NEW YORK: US stock indexes fell on Thursday on a renewed selloff in software and technology shares, while strong labor market data tempered expectations for a central bank rate cut.
Fears of AI disruption have roiled Wall Street this month, slamming sectors including software, legal services and wealth management, with transport being the latest casualty.
“The broader narrative within the market is what sectors and industries can increase productivity from AI investments, and on the flip side, what industries are going to be disrupted by AI,” said Jack Herr, primary investment analyst at GuideStone Funds. “We see this as a ‘prove it’ year for AI. We need to start seeing some return on investments.”

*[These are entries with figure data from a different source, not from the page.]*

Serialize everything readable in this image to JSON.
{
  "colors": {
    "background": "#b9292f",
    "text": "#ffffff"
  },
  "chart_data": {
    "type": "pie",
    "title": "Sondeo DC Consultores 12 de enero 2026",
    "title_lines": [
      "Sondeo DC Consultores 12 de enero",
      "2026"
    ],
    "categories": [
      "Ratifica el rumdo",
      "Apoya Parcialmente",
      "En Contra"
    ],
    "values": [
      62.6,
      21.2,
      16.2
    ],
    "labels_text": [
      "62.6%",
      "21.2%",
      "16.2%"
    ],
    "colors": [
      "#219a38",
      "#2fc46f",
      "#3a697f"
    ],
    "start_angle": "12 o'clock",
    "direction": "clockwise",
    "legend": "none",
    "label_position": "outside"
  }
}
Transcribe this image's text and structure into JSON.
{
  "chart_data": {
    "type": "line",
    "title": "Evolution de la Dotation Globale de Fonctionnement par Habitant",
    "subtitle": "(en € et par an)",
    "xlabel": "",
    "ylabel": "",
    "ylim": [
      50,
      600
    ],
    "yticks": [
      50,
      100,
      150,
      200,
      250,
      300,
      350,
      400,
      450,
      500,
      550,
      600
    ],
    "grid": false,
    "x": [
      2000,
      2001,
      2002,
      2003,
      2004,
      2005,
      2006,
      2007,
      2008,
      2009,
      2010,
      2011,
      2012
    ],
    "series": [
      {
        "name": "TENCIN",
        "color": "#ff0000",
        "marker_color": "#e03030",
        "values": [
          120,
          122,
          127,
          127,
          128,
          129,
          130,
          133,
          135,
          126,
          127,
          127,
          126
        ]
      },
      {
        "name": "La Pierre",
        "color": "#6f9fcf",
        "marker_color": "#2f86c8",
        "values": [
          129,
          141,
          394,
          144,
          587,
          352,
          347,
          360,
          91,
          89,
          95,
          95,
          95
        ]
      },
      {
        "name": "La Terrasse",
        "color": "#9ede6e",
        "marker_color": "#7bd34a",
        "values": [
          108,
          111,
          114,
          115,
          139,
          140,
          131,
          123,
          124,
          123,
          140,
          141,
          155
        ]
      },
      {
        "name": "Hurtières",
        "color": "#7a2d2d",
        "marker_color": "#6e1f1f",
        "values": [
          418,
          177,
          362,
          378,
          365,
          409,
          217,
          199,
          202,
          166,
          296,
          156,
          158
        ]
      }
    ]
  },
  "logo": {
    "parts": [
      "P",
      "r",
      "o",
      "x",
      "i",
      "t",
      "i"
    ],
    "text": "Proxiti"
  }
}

Software and brokerage stocks fell sharply, with the S&P 500 software index down 2.7 percent, giving up almost all its gains since bouncing back from last week’s drubbing.
Atlassian and Adobe were down more than 2 percent each. Intuit, Crowdstrike and Datadog fell between 1 percent and 3 percent.
The Dow Jones Transport Average lost 5.4 percent, with CH Robinson falling 12 percent. Old Dominion and J.B. Hunt Transport lost 4.3 percent and 8.6 percent, respectively.
The Philadelphia SE Semiconductor index was down 1.7 percent, with Intel and Advanced Micro Devices slipping around 2.5 percent each. Marvell Technology, Broadcom and Oracle lost between 2.5 percent and 4 percent. All “Magnificent 7” stocks posted declines, with Apple and Amazon falling 3.7 percent and 3 percent, respectively.
Recent Big Tech results have revived investor worries about ambitious capex this year, with Amazon, Google , Meta and Microsoft collectively expected to spend around USD650 billion in the race for AI dominance.
At 11:45 a.m. the Dow Jones Industrial Average fell 520.09 points, or 1.04 percent, to 49,601.31, the S&P 500 lost 72.75 points, or 1.05 percent, to 6,870.44, and the Nasdaq Composite lost 357.35 points, or 1.55 percent, to 22,709.12.
Corporate results stayed front and center. AppLovin shares fell 18 percent after its fourth-quarter results. The marketing platform has lost nearly a third of its value in the first six weeks of the year due to intense competition.
Equinix jumped 11 percent after the largest data-center operator forecast annual revenue above estimates on Wednesday, betting on strong AI-linked demand. It boosted the S&P 500 real estate index 1.1 percent.